CONCURRING OPINION
McClelland, Presiding Judge:While this protest purports to cover various kinds of merchandise, the proof presented on the trial was limited to articles described as monocles.
The question that first presents itself to me is whether the protest as originally drawn was in sufficiently definite form to invoke the jurisdiction of this court. It is, so far as here pertinent, in form as follows:
Protest is hereby made against your decision assessing duty at 70% under par. 1513 or other rate or rates, on tin mirrors, magnets, monocle, and sim. mdse, covered by entries named below. The reasons for objections, under the Tariff Act of 1930, are that said merchandise is not chiefly used for the amusement of children and is dutiable at the following rates: 45%under par. 397, or at 33% under par. 412, or at 35% under par. 1413, or at 40% under par. 1541, or at 25% under par. 1537, or at 30% under par. 1502, or at 25% under par. 1403, or at 40% under par. 923, according to component material of chief value, or at 60% under par. 218.
It will be observed that at least three different kinds of merchandise classified by the collector as toys are made the subject of the protest. There is no indication as to which of the nine alternative claims applies to any one of the three articles named, and examination of the paragraphs cited reveals that some of them, such as paragraph 1541, which covers musical instruments, and paragraph 1502, which covers balls, boxing gloves, etc., could have no application to any of the merchandise in issue.
Section 514 of the Tariff Act of 1930, so far as pertinent, reads as follows:
* * * all decisions of the collector * * * as to the rate and amount of duties chargeable, * * * and his liquidation * * * of any entry, * * * shall, upon the expiration of sixty days after the date of such liquidation * * * [or] decision * * * be final and conclusive upon all persons * * * unless the importer, consignee, or agent of the person paying such charge or exaction * * * shall, within sixty days after, but not before such liquidation, * * * [or] decision * * * file a protest in writing with the collector setting forth distinctly and specifically, and in respect to each entry, payment, claim, decision, or refusal, the reasons for the objection thereto. * * * [Italics mine.]

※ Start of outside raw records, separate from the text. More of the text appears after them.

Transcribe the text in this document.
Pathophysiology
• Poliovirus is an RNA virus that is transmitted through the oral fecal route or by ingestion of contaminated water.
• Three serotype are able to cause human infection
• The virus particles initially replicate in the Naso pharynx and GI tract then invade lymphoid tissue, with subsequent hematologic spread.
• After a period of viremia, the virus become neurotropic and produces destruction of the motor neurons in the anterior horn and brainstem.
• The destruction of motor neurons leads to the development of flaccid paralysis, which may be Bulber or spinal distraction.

The question as to the validity of this protest is on all fours with that passed upon by the Court of Customs and Patent Appeals in United States v. Fred. Gretsch Mfg. Co., Inc., 26 C. C. P. A. 267, C. A. D. 26. It was there pointed out that in the absence of a motion to dismiss the protest for failure to comply with the statute “it was the duty of the court to dismiss it sua sponte,’’ citing U. Fujita & Co. et al. v. United States, 26 C. C. P. A. 63, T. D. 49611. The following language from the unanimous opinion of the court is particularly applicable to the case at bar:
We think that the rules laid down in the above-cited and quoted authorities require a holding here that the protest when filed was not sufficiently distinct and specific to comply with the statute. Among its several features which lack distinctness and specificity it seems to us that the outstanding faults rest in (1) the failure to point out which of the goods in the importation should have been classified under the various claimed paragraphs, and (2) in the undue and unwarranted multiplicity of claimed provisions. In addition to what we have already said with reference to the right of a protestan! to claim alternatively, we think it proper to add that there certainly is some limit past which he cannot go in making a multiplicity of claims. While an irrelevant claim, inadvertently made, might not of itself invalidate a protest, surely it cannot be urged that a protestant has a right to claim that his goods are dutiable in all the other paragraphs of the tariff act except those under which the collector classified them. *619Obviously, such a pleading would not be a compliance with the law. A pertinent inquiry might be made as to where the line is to be drawn. On this phase of the case it is sufficient to say that we are of the opinion that no hard and fast rule can be made. Each statement of facts should rest on its own bottom. If the multiplicity of claims hides the real claims in such a way that it has not been made clear to the collector what is in the mind of the protestant, there has been no compliance with the requirement of the law.
I am therefore decidedly of the opinion that the protest should be dismissed. However, neither of my associates concurs with me in that view. Examination of the record satisfies me that the conclusion reached by Judge Sullivan is correct if it be assumed that the protest properly invokes the jurisdiction of this court. I therefore concur in that conclusion.